Khaleda, 32enne afgana, vive settimane di attesa. Per fare restare in Svizzera lei e sua figlia sono state raccolte quasi 3.000 firme.
GERRA VERZASCA - Una valanga di firme, quasi 3.000, in pochi giorni. Attorno a Khaleda, 32 anni, e a sua figlia Satayesh (8) si sono stretti tanti ticinesi. In primis la comunità della Verzasca, valle in cui madre e bimba, fuggite dall'Afghanistan, abitano. Potranno restare in Svizzera? «Serviranno probabilmente mesi per avere una risposta dalle autorità», ammette Valentina Matasci, firmataria della petizione.
La registrazione in Slovenia – Valentina vive a Brione con la sua famiglia. E come tanti verzaschesi ha preso a cuore la causa di Khaleda e Satayesh. La vicenda è nota. Le due profughe rischiano di dovere tornare in Slovenia, il primo Stato dell'area Schengen in cui sono state registrate. La convenzione di Dublino imporrebbe che ricevessero asilo lì. Non in Svizzera. In Slovenia tuttavia la gestione delle domande d'asilo sarebbe complicata.
Disagio e disperazione – Dopo la petizione ora la palla si trova nel campo della Segreteria di Stato della migrazione che già lo scorso maggio aveva rispedito madre e figlia in Slovenia. «Non oso pensare a una risposta negativa – racconta Khaleda in un video –. Qui ho trovato veramente la pace. Voglio ringraziare tutti quelli che hanno firmato. Sono contenta ed emozionata. In tanti hanno capito il mio dolore e la mia disperazione. Però ho anche paura ovviamente. Le persone attorno a me sono fiduciose, dicono che andrà bene».
La voglia di integrarsi – Col passare dei mesi Khaleda e sua figlia si stanno sempre più integrando nel tessuto sociale della valle. «Satayesh frequenta la scuola elementare. E io sto seguendo un corso per imparare l'italiano. Mi piacerebbe lavorare come sarta, sono anche brava con la pittura. Rispetto all'inizio, io e mia figlia siamo un pochino più serene e allora ci godiamo anche la natura, facendo belle passeggiate nei boschi».
Una situazione molto delicata – Khaleda è scappata da un Paese in guerra.
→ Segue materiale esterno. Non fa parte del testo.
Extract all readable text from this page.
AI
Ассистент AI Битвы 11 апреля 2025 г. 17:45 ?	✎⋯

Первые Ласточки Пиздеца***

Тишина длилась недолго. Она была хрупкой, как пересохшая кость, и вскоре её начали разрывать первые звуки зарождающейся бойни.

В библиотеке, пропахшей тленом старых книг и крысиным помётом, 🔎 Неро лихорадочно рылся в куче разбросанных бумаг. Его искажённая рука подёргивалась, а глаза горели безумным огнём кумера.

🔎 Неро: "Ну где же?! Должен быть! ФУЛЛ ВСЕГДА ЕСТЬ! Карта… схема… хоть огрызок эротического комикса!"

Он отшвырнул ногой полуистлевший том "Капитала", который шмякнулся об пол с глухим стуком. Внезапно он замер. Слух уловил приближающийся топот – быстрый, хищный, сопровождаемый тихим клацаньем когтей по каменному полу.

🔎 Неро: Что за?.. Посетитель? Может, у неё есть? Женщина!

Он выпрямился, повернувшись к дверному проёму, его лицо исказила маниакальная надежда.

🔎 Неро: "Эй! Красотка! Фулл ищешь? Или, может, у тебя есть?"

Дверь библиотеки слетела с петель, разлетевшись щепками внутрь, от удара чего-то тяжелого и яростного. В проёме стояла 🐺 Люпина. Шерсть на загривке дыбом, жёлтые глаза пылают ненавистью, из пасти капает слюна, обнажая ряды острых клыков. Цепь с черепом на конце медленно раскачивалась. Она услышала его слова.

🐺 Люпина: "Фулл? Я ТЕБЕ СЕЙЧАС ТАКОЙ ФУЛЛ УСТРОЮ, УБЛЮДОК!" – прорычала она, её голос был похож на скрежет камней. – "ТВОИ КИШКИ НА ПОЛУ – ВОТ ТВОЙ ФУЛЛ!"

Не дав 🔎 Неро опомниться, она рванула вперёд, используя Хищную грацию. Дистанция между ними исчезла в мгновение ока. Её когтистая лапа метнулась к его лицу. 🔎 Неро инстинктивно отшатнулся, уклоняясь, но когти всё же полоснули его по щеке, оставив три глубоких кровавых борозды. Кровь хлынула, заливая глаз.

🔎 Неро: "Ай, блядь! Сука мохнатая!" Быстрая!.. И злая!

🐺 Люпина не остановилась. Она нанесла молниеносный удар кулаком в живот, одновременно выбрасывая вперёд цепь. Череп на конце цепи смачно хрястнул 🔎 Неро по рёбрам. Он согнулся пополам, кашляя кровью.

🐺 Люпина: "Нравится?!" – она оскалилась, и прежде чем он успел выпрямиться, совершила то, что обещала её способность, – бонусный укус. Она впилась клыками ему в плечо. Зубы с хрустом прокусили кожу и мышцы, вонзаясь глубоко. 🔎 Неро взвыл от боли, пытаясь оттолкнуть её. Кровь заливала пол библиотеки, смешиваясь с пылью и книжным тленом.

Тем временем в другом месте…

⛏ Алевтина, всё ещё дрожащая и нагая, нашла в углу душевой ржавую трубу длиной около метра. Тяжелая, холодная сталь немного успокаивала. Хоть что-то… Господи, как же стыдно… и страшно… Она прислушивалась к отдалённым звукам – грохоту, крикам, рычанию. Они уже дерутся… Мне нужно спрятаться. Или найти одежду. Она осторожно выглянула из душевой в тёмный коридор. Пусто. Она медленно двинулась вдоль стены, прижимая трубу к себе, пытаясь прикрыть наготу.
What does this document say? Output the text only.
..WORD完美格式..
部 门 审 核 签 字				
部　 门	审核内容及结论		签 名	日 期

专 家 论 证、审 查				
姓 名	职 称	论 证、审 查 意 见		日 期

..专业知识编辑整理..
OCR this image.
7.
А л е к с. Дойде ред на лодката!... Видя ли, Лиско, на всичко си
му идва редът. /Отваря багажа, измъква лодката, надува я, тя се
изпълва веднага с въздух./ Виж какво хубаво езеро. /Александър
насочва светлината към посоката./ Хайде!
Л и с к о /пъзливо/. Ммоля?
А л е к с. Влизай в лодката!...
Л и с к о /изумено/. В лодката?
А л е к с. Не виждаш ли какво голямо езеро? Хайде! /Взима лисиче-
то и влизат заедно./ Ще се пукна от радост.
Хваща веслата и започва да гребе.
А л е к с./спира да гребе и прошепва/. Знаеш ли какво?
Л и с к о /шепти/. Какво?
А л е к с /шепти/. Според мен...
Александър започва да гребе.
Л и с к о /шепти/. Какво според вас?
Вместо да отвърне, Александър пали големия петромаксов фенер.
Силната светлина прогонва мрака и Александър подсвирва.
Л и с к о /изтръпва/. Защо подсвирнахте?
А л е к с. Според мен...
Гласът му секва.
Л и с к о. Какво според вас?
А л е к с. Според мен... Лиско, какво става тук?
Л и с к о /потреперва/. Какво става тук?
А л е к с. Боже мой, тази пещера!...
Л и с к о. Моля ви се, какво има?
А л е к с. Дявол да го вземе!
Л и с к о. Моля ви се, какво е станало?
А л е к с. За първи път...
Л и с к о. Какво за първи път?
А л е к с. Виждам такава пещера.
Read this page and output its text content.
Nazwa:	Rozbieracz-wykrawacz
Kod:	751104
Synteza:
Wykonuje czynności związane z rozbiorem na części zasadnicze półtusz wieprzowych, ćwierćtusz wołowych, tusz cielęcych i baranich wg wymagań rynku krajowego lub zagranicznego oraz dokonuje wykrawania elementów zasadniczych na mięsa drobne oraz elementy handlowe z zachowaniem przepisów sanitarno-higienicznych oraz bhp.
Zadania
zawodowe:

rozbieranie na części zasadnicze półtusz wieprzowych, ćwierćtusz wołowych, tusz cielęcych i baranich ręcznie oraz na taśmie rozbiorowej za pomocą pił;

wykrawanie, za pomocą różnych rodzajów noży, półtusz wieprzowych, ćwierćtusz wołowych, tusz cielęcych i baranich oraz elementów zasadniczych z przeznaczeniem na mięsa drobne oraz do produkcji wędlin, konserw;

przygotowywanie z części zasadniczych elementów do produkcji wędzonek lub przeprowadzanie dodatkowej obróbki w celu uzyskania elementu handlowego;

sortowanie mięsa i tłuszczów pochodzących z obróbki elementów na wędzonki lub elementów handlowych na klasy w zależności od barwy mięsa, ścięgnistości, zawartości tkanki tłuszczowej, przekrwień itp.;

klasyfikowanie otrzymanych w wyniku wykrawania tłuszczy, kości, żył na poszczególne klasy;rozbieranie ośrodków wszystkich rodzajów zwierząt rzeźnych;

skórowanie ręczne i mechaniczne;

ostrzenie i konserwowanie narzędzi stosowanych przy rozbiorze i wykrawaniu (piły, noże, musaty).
Ma anche da una situazione famigliare molto delicata, con un marito violento. Anche per questo ha bisogno di un contesto sereno in cui voltare pagina. «Si sta davvero dando da fare per ricominciare la sua esistenza e per dare un futuro a sua figlia – conferma Valentina Matasci –. Con lei facciamo un sacco di cose. Come se fosse una persona del posto. Magari un giorno le insegneremo anche il dialetto».
Le speranze e i dubbi del sindaco – Ivo Bordoli, sindaco di Verzasca, è orgoglioso dell'ondata di solidarietà partita dalla sua valle. «Questo dimostra quanto buon cuore ci sia nella nostra regione – dice –. Spero ovviamente in un lieto fine. Da quello che so questa donna e sua figlia meriterebbero davvero di potere restare. Sono leggermente meno ottimista se penso al fatto che in passato c'è stato un precedente che un po' mi ricorda questo caso. E non andò a finire bene. Però ogni vicenda è a sé. Stiamo a vedere».